The caucus said Tuesday it has added an independent group, known as the Rhode Island Democratic Women’s Caucus, separate from the state Democratic Party, while maintaining a caucus within the Democratic Party.

“As a Democratic women’s caucus, we are focused on creating meaningful change in the state of Rhode Island by ensuring equality in power, influence, and economic status for those who identify as and with women--as it laid out in our mission statement,” caucus Chairwoman Liz Gledhill said in a statement.

The change comes after Democrats voted Monday night and overwhelmingly approved the ability of caucuses to take part in independent fundraising, communications or campaign activities. A party spokeswoman calls that an effort to foster consistency.

But women activists remain upset by two initial endorsements made by the Democratic Party in 2018, including one for a former Republican who supported Donald Trump in 2016.

“The differences between the leadership of the Rhode Island Democratic Party and the platform of the national Democratic Party are stark, and go far beyond differences of opinions,” Gledhill said. “Amidst the chaos of the state committee meeting on Monday, November 18, and in demonstration of their disdain of inclusion and diversity, the state party committee voted against giving its caucuses any autonomy and against including official representation for Native Americans on their State Committee.”
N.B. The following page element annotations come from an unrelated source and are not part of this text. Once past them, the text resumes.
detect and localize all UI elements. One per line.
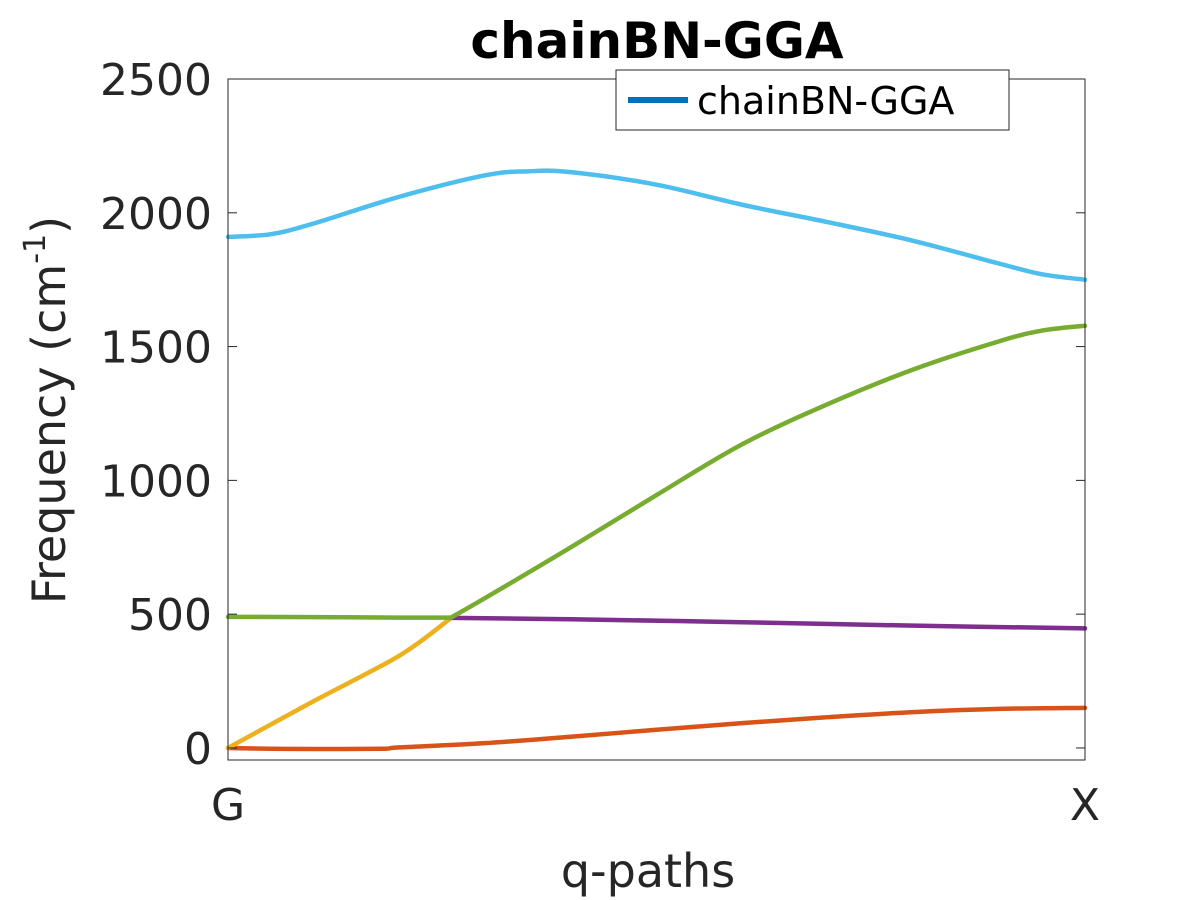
- series-line-2: [225, 615, 454, 751]
- chart-title: chainBN-GGA: [470, 12, 843, 70]
- series-line-6: [225, 168, 1088, 282]
- series-line-4: [225, 614, 454, 620]
- y-tick-label: 1000: [100, 456, 212, 507]
- legend-label: chainBN-GGA: [697, 79, 954, 123]
- y-axis-label-close: ): [22, 216, 76, 234]
- y-axis-label-main: Frequency (cm: [22, 264, 76, 604]
- y-axis-label: Frequency (cm-1): [18, 216, 76, 604]
- series-line-1: [225, 705, 1088, 752]
- y-tick-label: 500: [128, 590, 212, 641]
- y-tick-label: 0: [184, 724, 212, 775]
- x-tick-label: X: [1070, 780, 1100, 831]
- x-axis-label: q-paths: [561, 844, 735, 898]
- y-axis-label-superscript: -1: [18, 234, 53, 264]
- series-line-5: [448, 323, 1088, 620]
- y-tick-label: 1500: [100, 323, 212, 374]
- tick-layer: 0 500 1000 1500 2000 2500 G X: [100, 55, 1100, 831]
- legend: chainBN-GGA: [615, 69, 1010, 131]
- y-tick-label: 2500: [100, 55, 212, 106]
- plot-area: [228, 79, 1085, 760]
- series-layer: [225, 168, 1088, 752]
- series-line-3: [448, 615, 1088, 631]
- x-tick-label: G: [211, 780, 245, 831]
- y-tick-label: 2000: [100, 189, 212, 240]
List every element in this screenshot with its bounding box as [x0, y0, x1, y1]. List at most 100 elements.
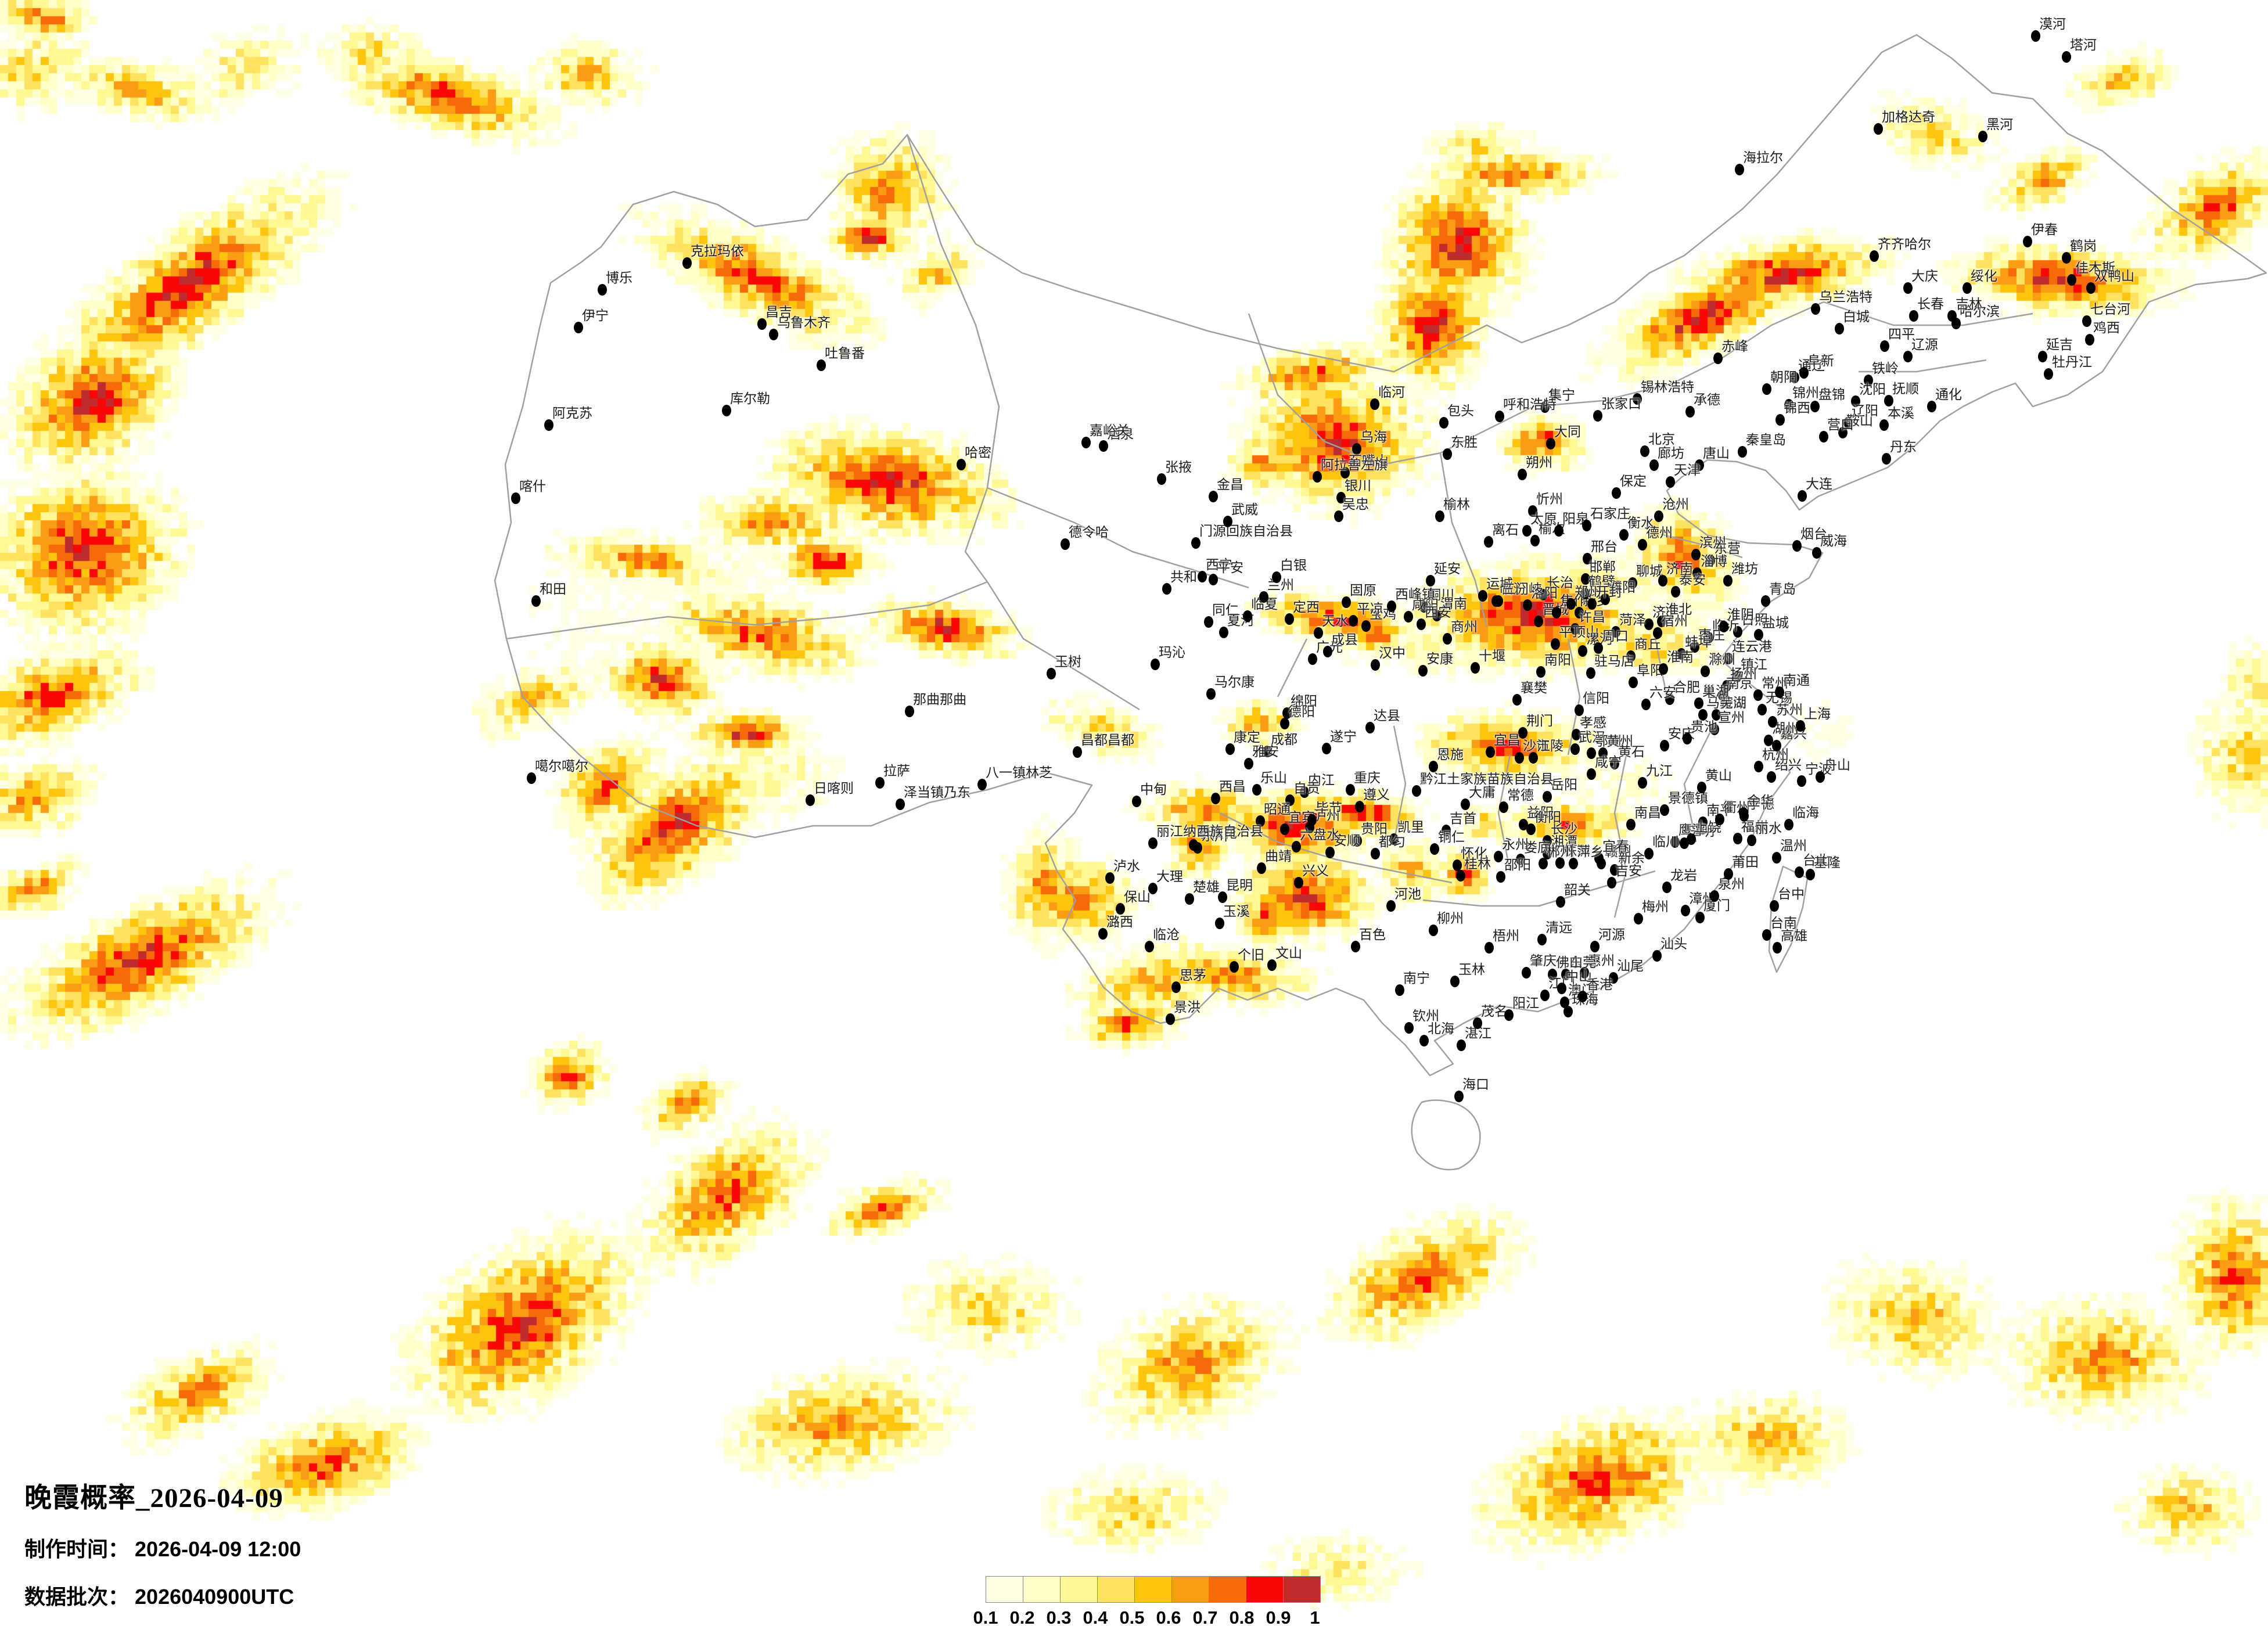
city-dot-icon — [574, 322, 583, 333]
city-dot-icon — [817, 359, 826, 371]
city-dot-icon — [1712, 709, 1721, 721]
city-label: 邯郸 — [1589, 559, 1616, 574]
city-label: 漳州 — [1689, 891, 1716, 906]
city-dot-icon — [1610, 864, 1619, 876]
city-dot-icon — [1811, 303, 1820, 315]
inner-boundary-2 — [906, 134, 1000, 582]
legend-tick: 0.7 — [1192, 1607, 1218, 1626]
city-dot-icon — [1654, 510, 1663, 522]
city-dot-icon — [1450, 976, 1460, 987]
city-dot-icon — [1757, 704, 1767, 715]
city-dot-icon — [1665, 693, 1674, 705]
city-label: 昌都昌都 — [1081, 732, 1134, 747]
city-dot-icon — [1351, 941, 1360, 952]
city-label: 本溪 — [1888, 405, 1914, 420]
city-dot-icon — [905, 706, 914, 717]
city-dot-icon — [1713, 352, 1723, 364]
city-dot-icon — [1773, 942, 1782, 954]
city-dot-icon — [1590, 941, 1600, 952]
city-label: 苏州 — [1776, 702, 1803, 717]
city-label: 思茅 — [1180, 967, 1206, 983]
city-dot-icon — [1733, 626, 1742, 638]
city-dot-icon — [2062, 51, 2071, 63]
city-dot-icon — [1267, 959, 1277, 971]
city-dot-icon — [1691, 549, 1701, 560]
city-label: 铁岭 — [1872, 361, 1899, 376]
city-dot-icon — [1323, 646, 1332, 657]
city-dot-icon — [1285, 794, 1295, 806]
city-label: 信阳 — [1583, 690, 1609, 706]
city-dot-icon — [1171, 981, 1181, 993]
city-dot-icon — [1282, 707, 1292, 719]
city-dot-icon — [1522, 525, 1532, 537]
city-dot-icon — [1395, 984, 1404, 996]
city-dot-icon — [1230, 961, 1239, 973]
city-label: 博乐 — [606, 270, 632, 285]
city-dot-icon — [1543, 835, 1552, 847]
city-label: 江陵 — [1537, 738, 1563, 753]
city-label: 伊宁 — [582, 308, 609, 323]
city-dot-icon — [1294, 877, 1303, 888]
city-dot-icon — [1903, 282, 1913, 294]
city-dot-icon — [1157, 473, 1166, 485]
city-label: 德阳 — [1288, 704, 1315, 719]
city-dot-icon — [1819, 431, 1828, 443]
city-label: 武威 — [1231, 502, 1258, 517]
city-label: 荆门 — [1526, 713, 1553, 728]
city-label: 泸州 — [1313, 808, 1340, 823]
city-label: 洛阳 — [1531, 585, 1558, 600]
city-dot-icon — [1419, 601, 1429, 613]
city-label: 海拉尔 — [1743, 150, 1783, 165]
city-dot-icon — [1435, 510, 1444, 522]
city-dot-icon — [1835, 323, 1844, 334]
city-dot-icon — [1386, 900, 1396, 912]
city-dot-icon — [1798, 490, 1807, 502]
city-dot-icon — [1735, 164, 1744, 175]
city-label: 吉安 — [1615, 863, 1642, 878]
city-dot-icon — [1454, 1091, 1464, 1102]
city-dot-icon — [1874, 123, 1883, 135]
city-label: 朝阳 — [1770, 369, 1797, 384]
city-label: 玛沁 — [1159, 645, 1185, 660]
city-label: 九江 — [1646, 763, 1673, 778]
city-label: 黄石 — [1618, 744, 1645, 759]
city-dot-icon — [1784, 399, 1793, 411]
city-label: 巢湖 — [1702, 684, 1729, 699]
city-dot-icon — [1619, 529, 1629, 541]
city-label: 安康 — [1426, 651, 1453, 666]
city-dot-icon — [1543, 848, 1552, 859]
city-label: 和田 — [540, 581, 566, 596]
city-label: 保山 — [1124, 889, 1151, 904]
city-label: 兰州 — [1267, 577, 1294, 592]
city-dot-icon — [1687, 833, 1696, 845]
city-dot-icon — [1098, 928, 1108, 940]
city-dot-icon — [1563, 1006, 1573, 1017]
city-label: 梧州 — [1493, 928, 1519, 943]
city-dot-icon — [1685, 406, 1695, 418]
city-dot-icon — [1534, 616, 1543, 627]
city-label: 佛山 — [1556, 955, 1583, 970]
city-dot-icon — [1671, 586, 1680, 598]
city-label: 个旧 — [1238, 947, 1264, 962]
city-dot-icon — [1515, 752, 1524, 764]
city-dot-icon — [1754, 761, 1763, 772]
city-label: 镇江 — [1741, 657, 1767, 672]
city-label: 上饶 — [1695, 819, 1721, 834]
city-label: 金华 — [1747, 793, 1774, 808]
city-dot-icon — [1978, 131, 1987, 142]
legend-swatch — [1023, 1576, 1061, 1603]
city-label: 拉萨 — [883, 763, 910, 778]
city-label: 武汉 — [1579, 729, 1605, 744]
city-dot-icon — [1698, 816, 1708, 828]
city-label: 南平 — [1706, 803, 1733, 818]
city-label: 梅州 — [1642, 899, 1669, 914]
city-dot-icon — [1652, 950, 1662, 962]
city-dot-icon — [1681, 905, 1690, 916]
city-label: 东胜 — [1451, 434, 1478, 449]
city-label: 营口 — [1827, 417, 1854, 432]
city-dot-icon — [1389, 833, 1399, 845]
city-dot-icon — [1580, 588, 1590, 599]
city-dot-icon — [1193, 842, 1202, 854]
city-dot-icon — [1116, 903, 1125, 915]
city-dot-icon — [1578, 645, 1587, 657]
Gov. Gina Raimondo has a national profile among Democrats. But in Rhode Island, the Democratic Party is effectively controlled by the House speaker, Nicholas Mattiello.

The RI Democratic Women’s Caucus indicated in its news release that it voted to create a new allied organization on November 10, more than a week before the meeting when the bylaws were voted.

In a statement, RI Democratic Party Executive Director Cyd McKenna said the party looks forward to maintaining its own women’s caucus.

“The newly passed bylaws of the RIDP added at-large state committee seats to be filled by underrepresented minority groups, and we recognize that seats for Native American Democrats were left off the list. This was an inadvertent mistake, and we do have a recognized (but inactive) Native American Caucus in the state party. To correct this, Chairman McNamara is committed to appointing 2 of the other newly added at large seats to Democrats, in equal gender representation, of Native American descent,” McKenna said.

She added: “The original RIDP Women’s Caucus is still a caucus recognized by the party. We look forward to working with its members on important women’s issues as we head into the 2020 election cycle in our efforts to defeat Donald Trump and put a Democrat in the White House."